In the face of higher-than-expected costs, however, the government increased enrollees’ maximum out-of-pocket annual expenses for 2013 from $4,000 to $6,250. The rate increase took effect January 1, and applied to plans administered by the federal government, which impacted enrollees in 40 states and the District of Columbia.
Risk pools by the numbers
Roughly 135,000 people enrolled in PCIP plans nationwide between 2010 and 2013. To qualify, people had to have been without health insurance for at least six months and must have a pre-existing health condition or have been denied coverage as a result of a health condition.
The PCIP program’s high cost was attributed in part to the fact that the population served is disproportionately older.
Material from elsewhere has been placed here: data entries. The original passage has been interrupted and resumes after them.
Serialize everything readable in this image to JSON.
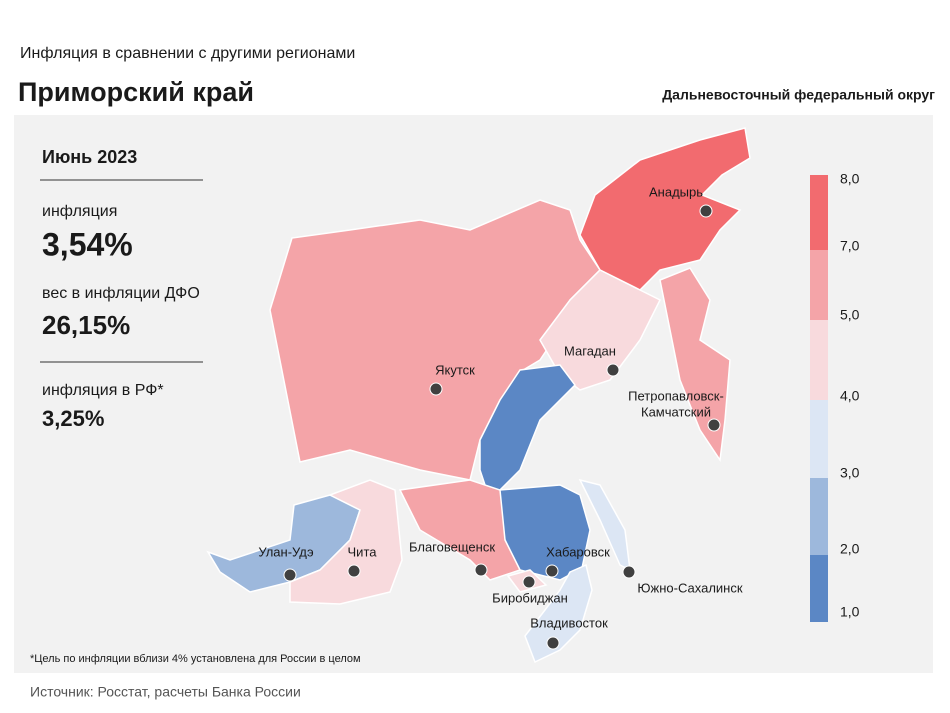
{
  "header": {
    "subtitle": "Инфляция в сравнении с другими регионами",
    "title": "Приморский край",
    "district": "Дальневосточный федеральный округ"
  },
  "panel": {
    "period": "Июнь 2023",
    "inflation_label": "инфляция",
    "inflation_value": "3,54%",
    "weight_label": "вес в инфляции ДФО",
    "weight_value": "26,15%",
    "rf_label": "инфляция в РФ*",
    "rf_value": "3,25%"
  },
  "legend": {
    "band_colors": [
      "#5b87c5",
      "#9db8dc",
      "#dce6f4",
      "#f8dadd",
      "#f4a4a8",
      "#f26b6f"
    ],
    "ticks": [
      "1,0",
      "2,0",
      "3,0",
      "4,0",
      "5,0",
      "7,0",
      "8,0"
    ]
  },
  "map": {
    "region_colors": [
      "#f26b6f",
      "#f4a4a8",
      "#f8dadd",
      "#f4a4a8",
      "#5b87c5",
      "#f4a4a8",
      "#f8dadd",
      "#dce6f4",
      "#dce6f4",
      "#9db8dc",
      "#f8dadd"
    ],
    "cities": [
      {
        "lines": [
          "Анадырь"
        ]
      },
      {
        "lines": [
          "Магадан"
        ]
      },
      {
        "lines": [
          "Якутск"
        ]
      },
      {
        "lines": [
          "Петропавловск-",
          "Камчатский"
        ]
      },
      {
        "lines": [
          "Улан-Удэ"
        ]
      },
      {
        "lines": [
          "Чита"
        ]
      },
      {
        "lines": [
          "Благовещенск"
        ]
      },
      {
        "lines": [
          "Хабаровск"
        ]
      },
      {
        "lines": [
          "Биробиджан"
        ]
      },
      {
        "lines": [
          "Южно-Сахалинск"
        ]
      },
      {
        "lines": [
          "Владивосток"
        ]
      }
    ]
  },
  "footnote": "*Цель по инфляции вблизи 4% установлена для России в целом",
  "source": "Источник: Росстат, расчеты Банка России"
}
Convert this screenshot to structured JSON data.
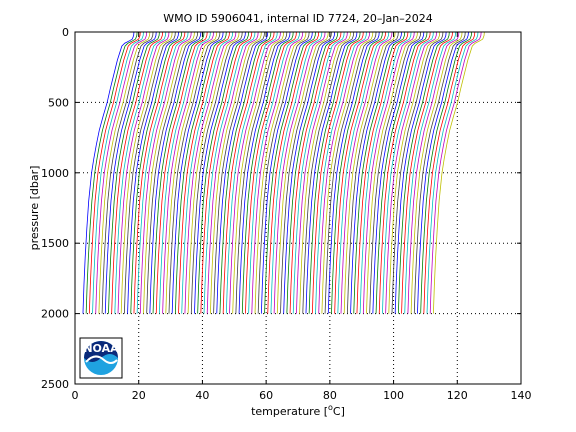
{
  "chart_data": {
    "type": "line",
    "title": "WMO ID 5906041, internal ID 7724, 20–Jan–2024",
    "xlabel_prefix": "temperature [",
    "xlabel_unit_sup": "o",
    "xlabel_suffix": "C]",
    "ylabel": "pressure [dbar]",
    "xlim": [
      0,
      140
    ],
    "ylim": [
      0,
      2500
    ],
    "y_reversed": true,
    "grid": true,
    "x_ticks": [
      "0",
      "20",
      "40",
      "60",
      "80",
      "100",
      "120",
      "140"
    ],
    "y_ticks": [
      "0",
      "500",
      "1000",
      "1500",
      "2000",
      "2500"
    ],
    "profile_count": 111,
    "profile_offset_step": 1,
    "base_profile": {
      "pressure": [
        0,
        25,
        50,
        60,
        80,
        100,
        200,
        300,
        400,
        500,
        600,
        700,
        800,
        900,
        1000,
        1200,
        1400,
        1600,
        1800,
        2000
      ],
      "temperature": [
        18.5,
        18.4,
        18.0,
        17.3,
        15.6,
        14.7,
        13.3,
        12.2,
        11.1,
        10.1,
        8.8,
        7.6,
        6.7,
        5.9,
        5.2,
        4.3,
        3.7,
        3.2,
        2.8,
        2.5
      ]
    },
    "series_colors": [
      "#0000ff",
      "#008000",
      "#ff0000",
      "#00bfbf",
      "#bf00bf",
      "#bfbf00",
      "#404040"
    ]
  },
  "logo": {
    "text": "NOAA",
    "icon": "noaa-logo"
  }
}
More than seven in 10 people enrolled were age 45 and above.
Nearly four in ten claims paid in 2012 were for one of four diagnoses: cancers, ischemic heart disease, degenerative bone diseases, and the follow-up medical care required after major surgery or cancer treatments. In 2012, the average cost per person was $32,108. However, just 4.4 percent of enrollees averaged costs of $225,000 accounting for more than half of all claims paid.
Now that PCIP enrollees have transitioned to the private marketplace (either on or off-exchange) or to Medicaid, their medical expenses are being pooled with a much larger group of people, including healthy insureds. This helps to spread the costs over a larger population and better manage the health care costs of the sicker individuals who were covered by PCIP policies between 2010 and 2014.